# 1995 nissan 2wd 5-speed transmission problem



## 2500hd (Feb 29, 2012)

1995 nissan hardbody truck 2wd with 5-speed trans and 115k miles on the clock... heres the issue: sometimes it wants to shift funny into 3rd gear, other times it shifts fine like butter. most of the time it feels like you have to jam it into 3rd... its been like this for a long time hasnt gotten any better or worse either. tried adding more fluid, but did not help. all other gears feel fine. does it need a transmission? or is there any common problems with any bushings or anything that would cause this?


----------



## SPEEDO (Jun 9, 2003)

kind of sounds like sincros... have you drained it and looked for any metal pieces?


----------



## 2500hd (Feb 29, 2012)

no have not drained trans. i actually went ahead and bought a used trans for a '97 truck hopefully it will work?


----------



## rogoman (Dec 16, 2004)

Make sure you're using the proper tranny oil. The MT takes a GL-4 75W-90 gear oil.

Also check for the proper clutch pedal free play. If there's too much free play, then the clutch doesn't fully release when the pedal is depressed. This can cause the hard shifting. The spec calls for 9-16 mm (0.35-0.63") of free play.


----------



## 2500hd (Feb 29, 2012)

well the clutch pedal does feel weird... it releases pretty low and sometimes feels like it sinks or gets stuck close to the floor so ill stick my toes under the pedal and pull the pedal a little and it will spring back to the top... i know that is not normal, but it shifts into all other gears fine. its only 3rd and 4th gear. 3rd gear most of the time feels really really tight, then when you shift into 4th theres a really quick grind right as the shifter enters the slot... just a quick "bzztt" right before it falls into gear. sometimes 3rd and 4th are just fine. i just dont want to go ahead and do a clutch/master cylinder only find out ive got to pull the trans back out to replace it.... i bought a trans from a '97 model truck and guy said it worked great, will that trans work in this '95?


----------



## zanegrey (Dec 5, 2005)

95 can be a transitional year .. meaning you may have a 95 and earlier trans or a 96 and up trans..

the difference is the elctronic speed sensor..

the 95 has a manual speedo cable...


----------



## smj999smj (Jan 1, 2006)

_"well the clutch pedal does feel weird... it releases pretty low and sometimes feels like it sinks or gets stuck close to the floor so ill stick my toes under the pedal and pull the pedal a little and it will spring back to the top"_

These are signs of a hydraulic clutch system problem, not of a trans mechanical issue. Before you go through the trouble of swapping transmissions, fix this first and you may find out you don't have a transmission problem at all. First place to check is the clutch slave.
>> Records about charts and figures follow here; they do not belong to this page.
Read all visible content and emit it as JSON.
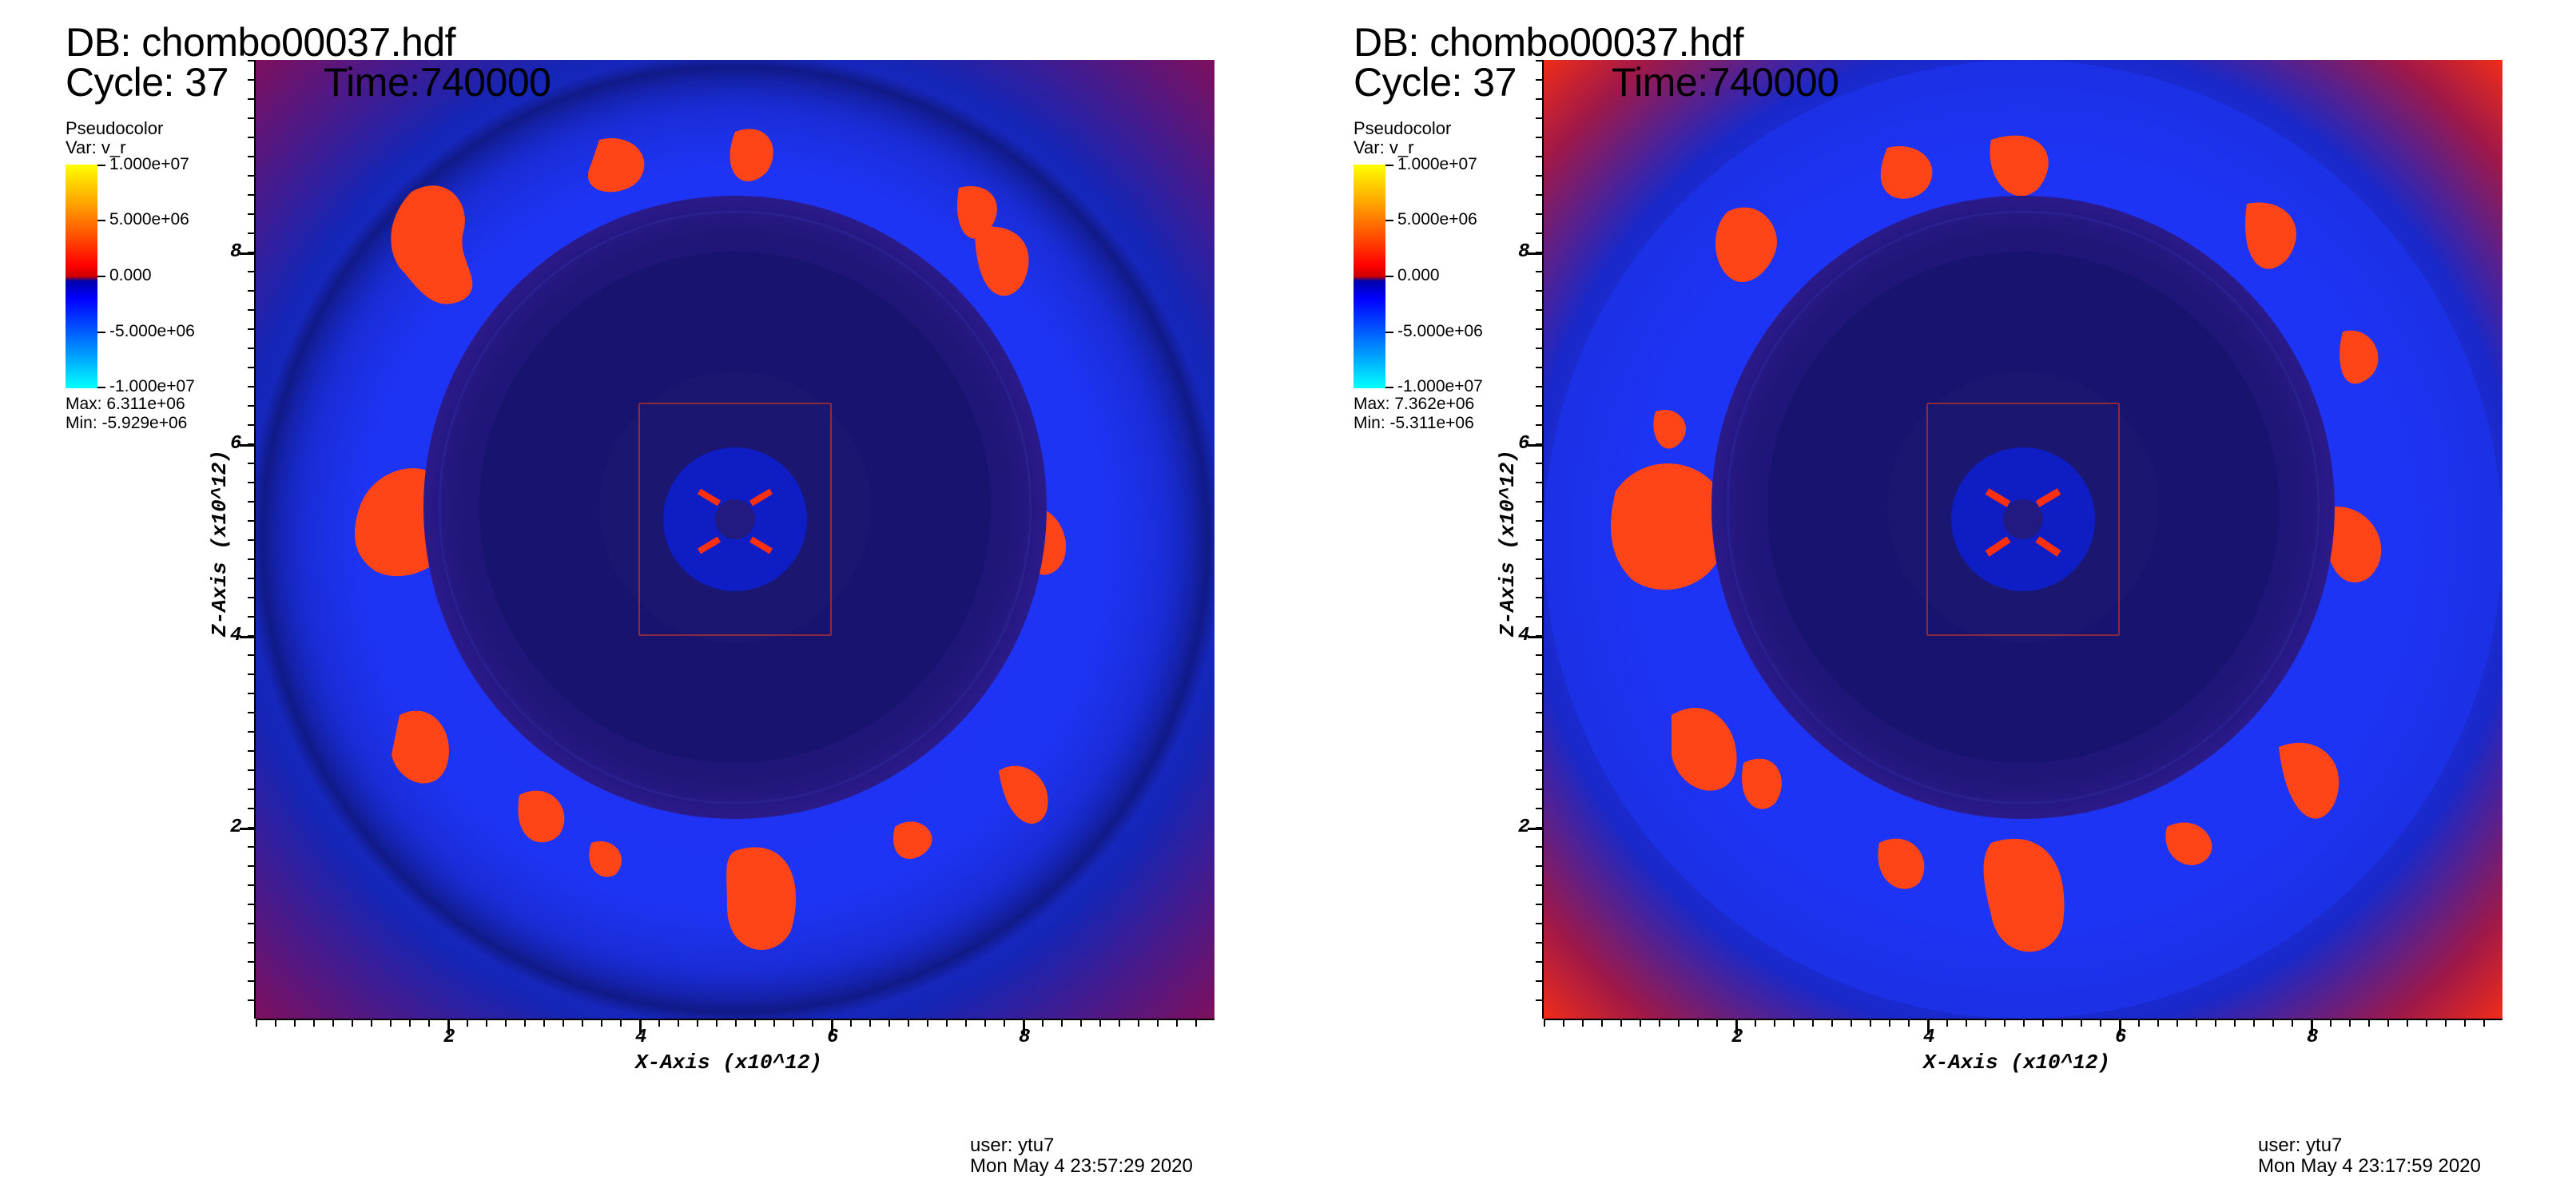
{
  "panels": [
    {
      "db_title": "DB: chombo00037.hdf",
      "cycle": "Cycle: 37",
      "time": "Time:740000",
      "legend": {
        "title": "Pseudocolor",
        "var": "Var: v_r",
        "ticks": [
          "1.000e+07",
          "5.000e+06",
          "0.000",
          "-5.000e+06",
          "-1.000e+07"
        ],
        "max": "Max:  6.311e+06",
        "min": "Min: -5.929e+06"
      },
      "x_axis_title": "X-Axis (x10^12)",
      "y_axis_title": "Z-Axis (x10^12)",
      "x_ticks": [
        "2",
        "4",
        "6",
        "8"
      ],
      "y_ticks": [
        "8",
        "6",
        "4",
        "2"
      ],
      "user": "user: ytu7",
      "date": "Mon May  4 23:57:29 2020"
    },
    {
      "db_title": "DB: chombo00037.hdf",
      "cycle": "Cycle: 37",
      "time": "Time:740000",
      "legend": {
        "title": "Pseudocolor",
        "var": "Var: v_r",
        "ticks": [
          "1.000e+07",
          "5.000e+06",
          "0.000",
          "-5.000e+06",
          "-1.000e+07"
        ],
        "max": "Max:  7.362e+06",
        "min": "Min: -5.311e+06"
      },
      "x_axis_title": "X-Axis (x10^12)",
      "y_axis_title": "Z-Axis (x10^12)",
      "x_ticks": [
        "2",
        "4",
        "6",
        "8"
      ],
      "y_ticks": [
        "8",
        "6",
        "4",
        "2"
      ],
      "user": "user: ytu7",
      "date": "Mon May  4 23:17:59 2020"
    }
  ],
  "colors": {
    "background_blue": "#1e2cf0",
    "inner_disk": "#18136e",
    "core_ring": "#221a82",
    "plume_red": "#ff3a10",
    "plume_orange": "#ff6a20",
    "corner_red": "#c01838",
    "cross_blue": "#0a20c8"
  }
}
Look for signs of fluid leakage; peel back the dust boot a little, if you have to. Also check the back of the clutch master. If there is low fluid or air in the system, the clutch fork will not travel as much as it should and result in gear grinding.


----------



## 2500hd (Feb 29, 2012)

yes, but the thing is... its only 3rd and 4th gear. when the pedal goes soft or stays at the floor it will not allow me to put the shifter into any gear. if it were purely a hydraulic problem im sure i would see signs of shift problems with the other gears too? ive just read so many threads on the internet about transmission problems with the 5-speeds in these trucks and the way that 3rd gear feels seems like the syncro(s) is messed up... also hear a whining noise while driving like its coming from the drivetrain... i just figured heck i only have about $1,400 in the truck and they sell for around $3,500 here... i paid $150 for the transmission, a clutch is about $150 and a master cylinder/slave cylinder cant be more than $300 combined that i would just do the entire system... more than likely i will replace master/slave before i mess with clutch/trans just in case, but i need to know if a '97 trans will work in a '95 truck?


----------



## 2500hd (Feb 29, 2012)

anyone know if a '97 trans will work in a '95 truck?


----------